Pectin extracted from suitable plant sources is used as food ingredient for its gelling, stabilizing and thickening functionalities. Pectic substances also have a great impact on the quality of fresh and processed foods particularly fruits and vegetables. Plant products, fresh, extracted or processed, constitute a large part of the human diet. As a fibre, naturally present in these food products, pectic substances fulfil a nutritional function and are increasingly of interest as a health promoting polysaccharide. Pectin is one of the major components of the cell wall of dicotyledonous plants and probably one of the most complex macromolecules in nature.
This book provides an update account of the most significant state of the art research on pectin and demonstrates that significant progress has been made in recent years. The book addresses progress made in the fields of biosynthesis and health modulating activities of pectin fractions, among other things. Research reported uses the most advanced current spectroscopic techniques and immunodetection methods combined with microscopy and chromatography, genomics of pectic enzymes of Aspergillus niger, and interaction of pectins with proteins.

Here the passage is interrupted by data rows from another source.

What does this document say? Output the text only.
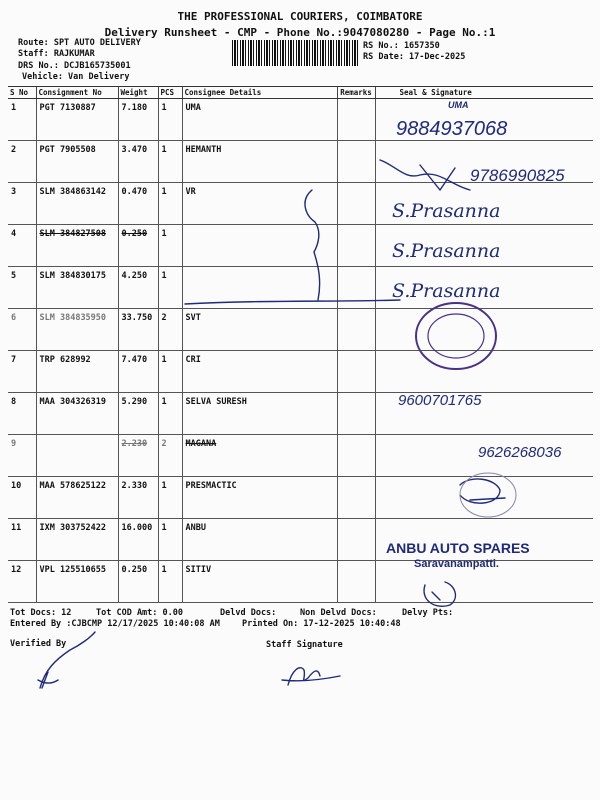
THE PROFESSIONAL COURIERS, COIMBATORE
Delivery Runsheet - CMP - Phone No.:9047080280 - Page No.:1
Route: SPT AUTO DELIVERY
Staff: RAJKUMAR
DRS No.: DCJB165735001
Vehicle: Van Delivery
RS No.: 1657350
RS Date: 17-Dec-2025
S No	Consignment No	Weight	PCS	Consignee Details	Remarks	Seal & Signature
1	PGT 7130887	7.180	1	UMA		
2	PGT 7905508	3.470	1	HEMANTH		
3	SLM 384863142	0.470	1	VR		
4	SLM 384827508	0.250	1			
5	SLM 384830175	4.250	1			
6	SLM 384835950	33.750	2	SVT		
7	TRP 628992	7.470	1	CRI		
8	MAA 304326319	5.290	1	SELVA SURESH		
9		2.230	2	MAGANA		
10	MAA 578625122	2.330	1	PRESMACTIC		
11	IXM 303752422	16.000	1	ANBU		
12	VPL 125510655	0.250	1	SITIV		
UMA
9884937068
9786990825
S.Prasanna
S.Prasanna
S.Prasanna
9600701765
9626268036
ANBU AUTO SPARES
Saravanampatti.
Tot Docs: 12	Tot COD Amt: 0.00	Delvd Docs:	Non Delvd Docs:	Delvy Pts:
Entered By :CJBCMP 12/17/2025 10:40:08 AM	Printed On: 17-12-2025 10:40:48
Verified By	Staff Signature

The progress documented in this book allows us to increasingly identify and influence the functionality of pectins and pectic enzymes both in vitro after isolation, as well as in the plants themselves. This knowledge is also reflected in new applications of pectin and pectin degrading enzymes. 'Pectins and Pectinases' is of interest to beginning and advanced researchers and food specialists in academic and commercial food industry settings globally.